For a vector valued function such as \( \mathbf{f} \) we can define the action of the gradient once again, but to define a matrix of first derivatives called the Jacobian.
This is given as, \[ \begin{align} \nabla \mathbf{f} &= \begin{pmatrix} \partial_{x_1} f_1 & \partial_{x_2} f_1 & \cdots & \partial_{x_n} f_1 \\ \partial_{x_1} f_2 & \partial_{x_2} f_2 & \cdots & \partial_{x_n} f_2 \\ \vdots & \vdots & \ddots & \vdots \\ \partial_{x_1} f_m & \partial_{x_2} f_m & \cdots & \partial_{x_n} f_m \end{pmatrix}\in\mathbb{R}^{m\times n}. \end{align} \]
The Jacobian has a similar interpretation to the gradient, but the meaning is more subtle due to the multiple inputs and outputs of \( \mathbf{f} \) simultaneously.
However, we can easily restate the first order Taylor expansion as,

\[ \begin{align} \mathbf{f}\left(\mathbf{x}_1\right) = \mathbf{f}\left(\mathbf{x}_0\right) + \nabla \mathbf{f}\left(\mathbf{x}_0\right) \boldsymbol{\delta}_{x_1} + \mathcal{o}\left(\parallel \boldsymbol{\delta}_{x_1} \parallel^2\right) \end{align} \]

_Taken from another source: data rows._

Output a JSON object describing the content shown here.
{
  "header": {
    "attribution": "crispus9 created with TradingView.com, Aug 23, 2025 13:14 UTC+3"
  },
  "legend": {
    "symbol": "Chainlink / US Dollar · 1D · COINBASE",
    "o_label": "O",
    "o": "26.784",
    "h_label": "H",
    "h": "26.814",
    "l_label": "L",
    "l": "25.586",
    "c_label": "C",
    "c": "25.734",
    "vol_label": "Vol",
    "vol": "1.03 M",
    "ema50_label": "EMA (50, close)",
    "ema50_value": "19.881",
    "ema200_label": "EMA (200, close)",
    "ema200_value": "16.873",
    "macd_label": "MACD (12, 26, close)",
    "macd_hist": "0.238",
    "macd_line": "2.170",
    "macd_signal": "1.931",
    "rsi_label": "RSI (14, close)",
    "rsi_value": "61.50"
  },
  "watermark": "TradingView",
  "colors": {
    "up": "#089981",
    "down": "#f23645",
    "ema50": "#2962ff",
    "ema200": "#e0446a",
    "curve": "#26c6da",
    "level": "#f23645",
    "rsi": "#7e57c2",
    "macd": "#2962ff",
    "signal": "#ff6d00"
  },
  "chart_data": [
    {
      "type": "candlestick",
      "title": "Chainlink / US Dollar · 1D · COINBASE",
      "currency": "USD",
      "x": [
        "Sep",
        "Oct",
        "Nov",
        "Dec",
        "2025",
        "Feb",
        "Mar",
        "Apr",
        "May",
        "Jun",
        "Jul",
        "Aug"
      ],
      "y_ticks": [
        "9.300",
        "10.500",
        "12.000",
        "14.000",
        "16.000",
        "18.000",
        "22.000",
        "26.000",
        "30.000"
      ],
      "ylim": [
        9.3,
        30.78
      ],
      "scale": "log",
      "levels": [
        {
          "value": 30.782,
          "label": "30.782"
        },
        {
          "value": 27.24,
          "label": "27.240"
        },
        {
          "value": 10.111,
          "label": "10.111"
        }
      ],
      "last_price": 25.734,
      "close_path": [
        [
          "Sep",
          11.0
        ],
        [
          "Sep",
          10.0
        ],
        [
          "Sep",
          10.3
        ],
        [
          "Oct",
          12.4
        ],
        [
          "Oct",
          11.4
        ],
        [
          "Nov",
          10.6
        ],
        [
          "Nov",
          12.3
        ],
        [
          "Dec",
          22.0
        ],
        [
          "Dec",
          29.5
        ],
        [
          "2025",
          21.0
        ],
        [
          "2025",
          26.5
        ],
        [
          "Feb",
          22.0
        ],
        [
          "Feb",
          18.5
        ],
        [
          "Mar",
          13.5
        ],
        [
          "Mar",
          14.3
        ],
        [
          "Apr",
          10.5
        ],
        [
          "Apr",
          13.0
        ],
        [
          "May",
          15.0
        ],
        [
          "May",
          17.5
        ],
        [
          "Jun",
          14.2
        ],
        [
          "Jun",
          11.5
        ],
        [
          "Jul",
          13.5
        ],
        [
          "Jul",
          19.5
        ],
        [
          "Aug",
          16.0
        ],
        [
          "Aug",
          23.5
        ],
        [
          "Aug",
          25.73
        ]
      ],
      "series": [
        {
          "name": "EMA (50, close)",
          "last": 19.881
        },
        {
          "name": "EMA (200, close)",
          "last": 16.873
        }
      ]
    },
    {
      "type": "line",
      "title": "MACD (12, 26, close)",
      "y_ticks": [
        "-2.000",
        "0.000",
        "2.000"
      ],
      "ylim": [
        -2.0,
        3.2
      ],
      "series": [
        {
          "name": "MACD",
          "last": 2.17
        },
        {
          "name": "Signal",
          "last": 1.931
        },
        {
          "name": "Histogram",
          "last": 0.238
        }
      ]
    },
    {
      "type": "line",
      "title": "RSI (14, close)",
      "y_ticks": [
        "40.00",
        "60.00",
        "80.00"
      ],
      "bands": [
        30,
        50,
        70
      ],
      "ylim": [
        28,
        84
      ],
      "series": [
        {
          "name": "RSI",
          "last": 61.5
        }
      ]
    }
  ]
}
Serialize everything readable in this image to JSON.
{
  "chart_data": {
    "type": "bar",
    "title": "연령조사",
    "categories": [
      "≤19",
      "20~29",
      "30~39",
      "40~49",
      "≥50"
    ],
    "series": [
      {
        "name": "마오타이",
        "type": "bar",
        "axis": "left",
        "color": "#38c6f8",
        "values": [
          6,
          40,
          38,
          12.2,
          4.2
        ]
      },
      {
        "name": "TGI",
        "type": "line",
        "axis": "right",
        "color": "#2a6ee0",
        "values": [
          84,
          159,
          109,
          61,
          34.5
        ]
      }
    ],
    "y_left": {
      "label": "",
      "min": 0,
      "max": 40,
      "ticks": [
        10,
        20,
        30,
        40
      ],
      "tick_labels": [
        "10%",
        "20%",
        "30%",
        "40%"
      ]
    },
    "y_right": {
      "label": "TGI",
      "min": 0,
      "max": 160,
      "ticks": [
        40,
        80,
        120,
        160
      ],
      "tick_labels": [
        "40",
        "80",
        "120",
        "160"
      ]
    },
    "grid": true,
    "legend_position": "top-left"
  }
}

This again gives a linear approximation, but in higher dimensions in terms of a vector tangent direction \( \nabla \mathbf{f}\left(\mathbf{x}_0\right) \boldsymbol{\delta}_{x_1} \) away from the value \( \mathbf{f}(\mathbf{x}_0) \) approximating \( \mathbf{f}\left(\mathbf{x}_1\right) \).

Multivariate Newton

The Newton-Raphson method can now be restated in terms of multiple variables as follows.
Suppose that we have a nonlinear inverse problem stated as follows:

\[ \begin{align} \mathbf{f} :\mathbb{R}^n &\rightarrow \mathbb{R}^n \\ \mathbf{x} & \rightarrow \mathbf{f}(\mathbf{x}) \\ \mathbf{f}\left(\mathbf{x}^\ast\right)& = \mathbf{b} \end{align} \]

We redefine this in terms of the adjusted function \( \tilde{\mathbf{f}}\left(\mathbf{x}^\ast\right) = \mathbf{f}\left(\mathbf{x}^\ast\right) - \mathbf{b} = \boldsymbol{0} \), and we wish to make the same first order approximation as before.
Supposing we have a good initial guess \( \mathbf{x}_0 \) for \( \mathbf{x}^\ast \), we look for the point where the linear approximation equals zero, i.e., \[ \begin{align} 0 &= \mathbf{f}\left(\mathbf{x}_0\right) + \nabla \mathbf{f}\left(\mathbf{x}_0\right) \boldsymbol{\delta}_{x_1} \\ \Leftrightarrow \boldsymbol{\delta}_{x_1} &= -\left(\nabla \mathbf{f}\left(\mathbf{x}_0\right) \right)^{-1} \mathbf{f}\left(\mathbf{x}_0\right). \end{align} \]
The above makes sense as an approximation as long as \( \left(\nabla \mathbf{f}\left(\mathbf{x}_0\right) \right)^{-1} \) exists, i.e., as long as it has a non-zero determinant (no zero eigenvalues).
We can thus once again update the approximation recursively so that \( \mathbf{x}_1 = \mathbf{x}_0 -\left(\nabla \mathbf{f}\left(\mathbf{x}_0\right) \right)^{-1} \mathbf{f}\left(\mathbf{x}_0\right) \), as long as the inverse exists.
We will continue this idea in the next lecture, looking at how to minimize or maximize functions.